第60章 Prelude to collapse
「ん…」
揺れる振動に目を覚ますと潤の腕の中。
「潤…?」
潤「起きた?」
いつの間にか寝室に移動していて…丁度ベッドに寝かされたとこだった。
しっかりパジャマも着せられていて。
「ごめん…俺寝ちゃった…」
潤「いいんだよ。

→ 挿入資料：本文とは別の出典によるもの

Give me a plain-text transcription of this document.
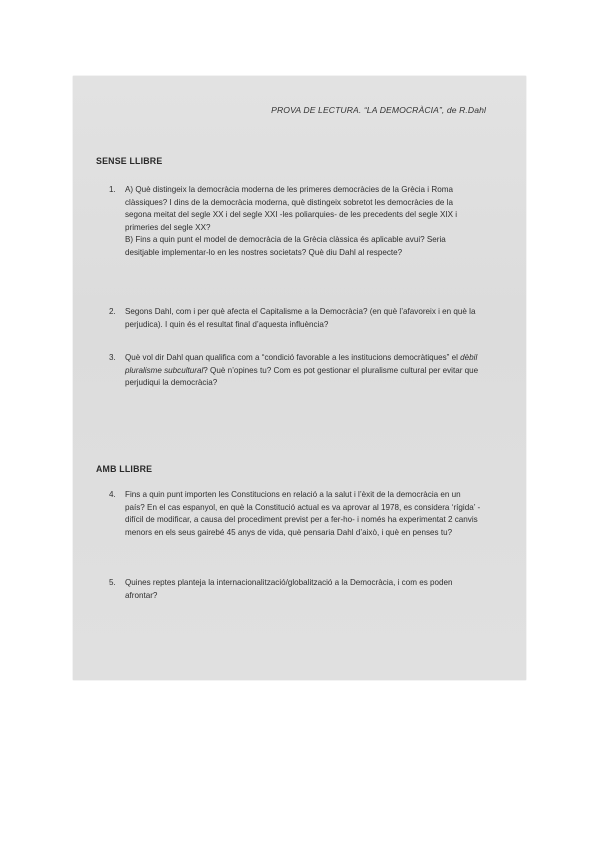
PROVA DE LECTURA. “LA DEMOCRÀCIA”, de R.Dahl
SENSE LLIBRE
1. A) Què distingeix la democràcia moderna de les primeres democràcies de la Grècia i Roma clàssiques? I dins de la democràcia moderna, què distingeix sobretot les democràcies de la segona meitat del segle XX i del segle XXI -les poliarquies- de les precedents del segle XIX i primeries del segle XX?

B) Fins a quin punt el model de democràcia de la Grècia clàssica és aplicable avui? Seria desitjable implementar-lo en les nostres societats? Què diu Dahl al respecte?

2. Segons Dahl, com i per què afecta el Capitalisme a la Democràcia? (en què l’afavoreix i en què la perjudica). I quin és el resultat final d’aquesta influència?

3. Què vol dir Dahl quan qualifica com a “condició favorable a les institucions democràtiques” el dèbil pluralisme subcultural? Què n’opines tu? Com es pot gestionar el pluralisme cultural per evitar que perjudiqui la democràcia?

AMB LLIBRE
4. Fins a quin punt importen les Constitucions en relació a la salut i l’èxit de la democràcia en un país? En el cas espanyol, en què la Constitució actual es va aprovar al 1978, es considera ‘rígida’ -difícil de modificar, a causa del procediment previst per a fer-ho- i només ha experimentat 2 canvis menors en els seus gairebé 45 anys de vida, què pensaria Dahl d’això, i què en penses tu?

5. Quines reptes planteja la internacionalització/globalització a la Democràcia, i com es poden afrontar?
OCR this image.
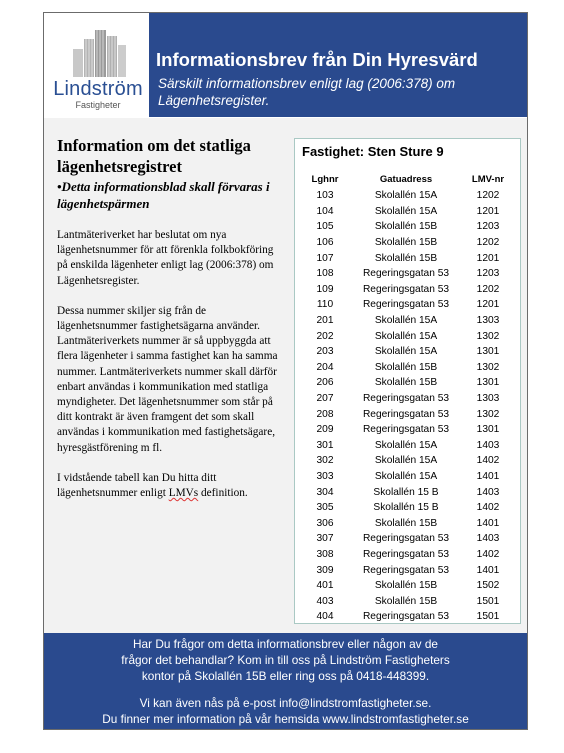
Lindström
Fastigheter
Informationsbrev från Din Hyresvärd
Särskilt informationsbrev enligt lag (2006:378) om Lägenhetsregister.

Information om det statliga lägenhetsregistret

•Detta informationsblad skall förvaras i lägenhetspärmen

Lantmäteriverket har beslutat om nya lägenhetsnummer för att förenkla folkbokföring på enskilda lägenheter enligt lag (2006:378) om Lägenhetsregister.

Dessa nummer skiljer sig från de lägenhetsnummer fastighetsägarna använder. Lantmäteriverkets nummer är så uppbyggda att flera lägenheter i samma fastighet kan ha samma nummer. Lantmäteriverkets nummer skall därför enbart användas i kommunikation med statliga myndigheter. Det lägenhetsnummer som står på ditt kontrakt är även framgent det som skall användas i kommunikation med fastighetsägare, hyresgästförening m fl.

I vidstående tabell kan Du hitta ditt lägenhetsnummer enligt LMVs definition.

Fastighet: Sten Sture 9
Lghnr	Gatuadress	LMV-nr
103	Skolallén 15A	1202
104	Skolallén 15A	1201
105	Skolallén 15B	1203
106	Skolallén 15B	1202
107	Skolallén 15B	1201
108	Regeringsgatan 53	1203
109	Regeringsgatan 53	1202
110	Regeringsgatan 53	1201
201	Skolallén 15A	1303
202	Skolallén 15A	1302
203	Skolallén 15A	1301
204	Skolallén 15B	1302
206	Skolallén 15B	1301
207	Regeringsgatan 53	1303
208	Regeringsgatan 53	1302
209	Regeringsgatan 53	1301
301	Skolallén 15A	1403
302	Skolallén 15A	1402
303	Skolallén 15A	1401
304	Skolallén 15 B	1403
305	Skolallén 15 B	1402
306	Skolallén 15B	1401
307	Regeringsgatan 53	1403
308	Regeringsgatan 53	1402
309	Regeringsgatan 53	1401
401	Skolallén 15B	1502
403	Skolallén 15B	1501
404	Regeringsgatan 53	1501
Har Du frågor om detta informationsbrev eller någon av de
frågor det behandlar? Kom in till oss på Lindström Fastigheters
kontor på Skolallén 15B eller ring oss på 0418-448399.
Vi kan även nås på e-post info@lindstromfastigheter.se.
Du finner mer information på vår hemsida www.lindstromfastigheter.se
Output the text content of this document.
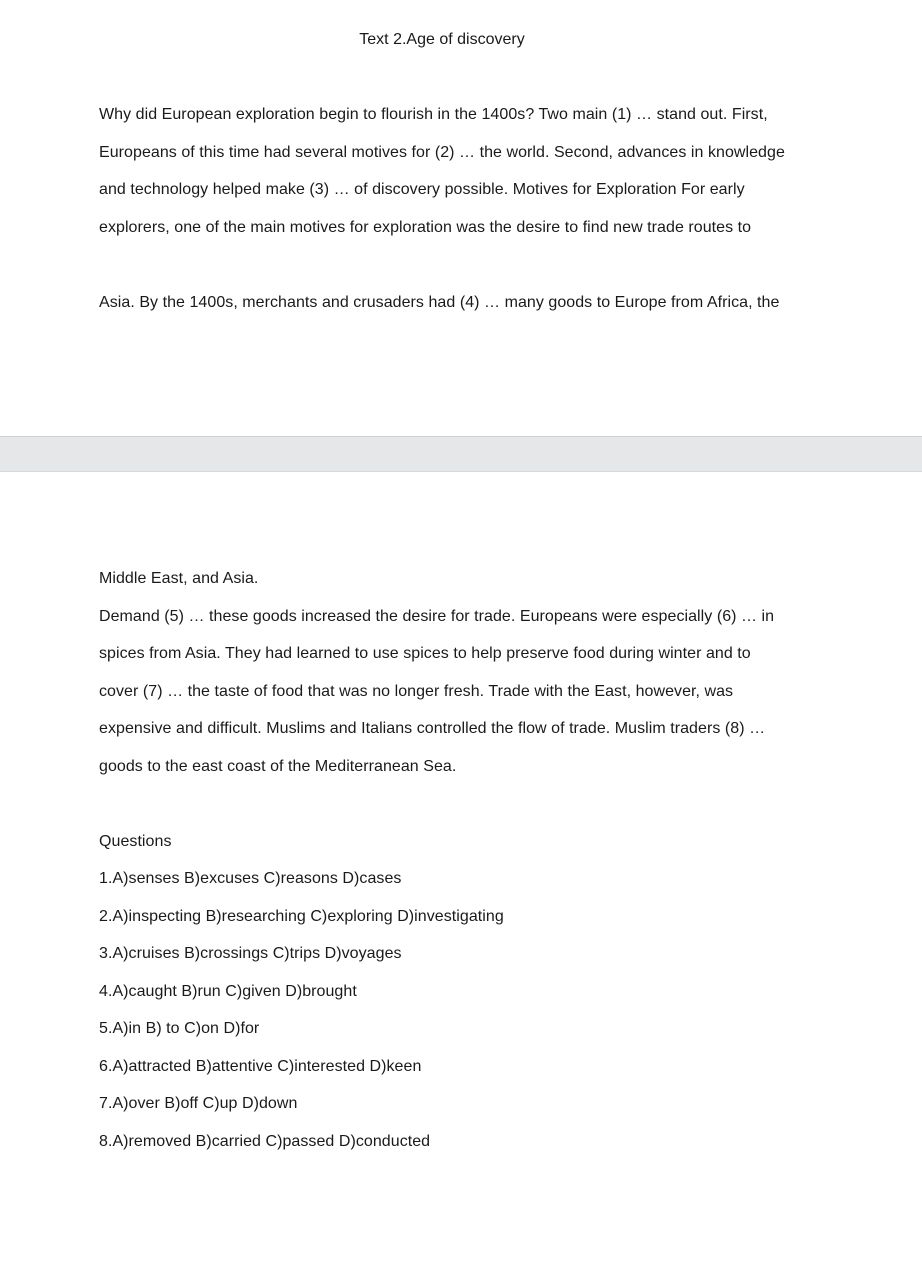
Text 2.Age of discovery
Why did European exploration begin to flourish in the 1400s? Two main (1) … stand out. First,
Europeans of this time had several motives for (2) … the world. Second, advances in knowledge
and technology helped make (3) … of discovery possible. Motives for Exploration For early
explorers, one of the main motives for exploration was the desire to find new trade routes to
Asia. By the 1400s, merchants and crusaders had (4) … many goods to Europe from Africa, the
Middle East, and Asia.
Demand (5) … these goods increased the desire for trade. Europeans were especially (6) … in
spices from Asia. They had learned to use spices to help preserve food during winter and to
cover (7) … the taste of food that was no longer fresh. Trade with the East, however, was
expensive and difficult. Muslims and Italians controlled the flow of trade. Muslim traders (8) …
goods to the east coast of the Mediterranean Sea.
Questions
1.A)senses B)excuses C)reasons D)cases
2.A)inspecting B)researching C)exploring D)investigating
3.A)cruises B)crossings C)trips D)voyages
4.A)caught B)run C)given D)brought
5.A)in B) to C)on D)for
6.A)attracted B)attentive C)interested D)keen
7.A)over B)off C)up D)down
8.A)removed B)carried C)passed D)conducted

着替えて来るから待ってて」
ちゅっと優しいキスが降りた後、潤は静かに出て行った。
隣を見ると太陽はぐっすりと熟睡していて。
小学生になって太陽の部屋も開けてベッドもあるのに、結局ほとんど毎日一緒に眠っていた。
今日…斗真と潤を裏切ってしまった。
そして俺のせいで…斗真と潤の関係に亀裂が生じてしまった。
それでも俺は…潤とやっと心から愛し合えて幸せを感じていた。
酷い人間だって分かってるけど…今は潤との事だけで頭が一杯だった。
「潤…まだかな…」
5分経っても潤が戻る気配はない。
早く潤に抱き締められたかった俺は…だるい身体を引きずって寝室を出た。
リビングに近付くと声がする。
どうしたんだろう…電話かな?
ドアノブに手を掛けた俺の手が次の潤の言葉で止まった。
潤「真央…また電話するから。会って話そう。頼む」
え…?
真央…?
潤「頼むからそんな事言うな。話せば分かるだろ」
必死に取り繕うとする潤の声。
俺は…最後まで聞かずに寝室へと戻って行った。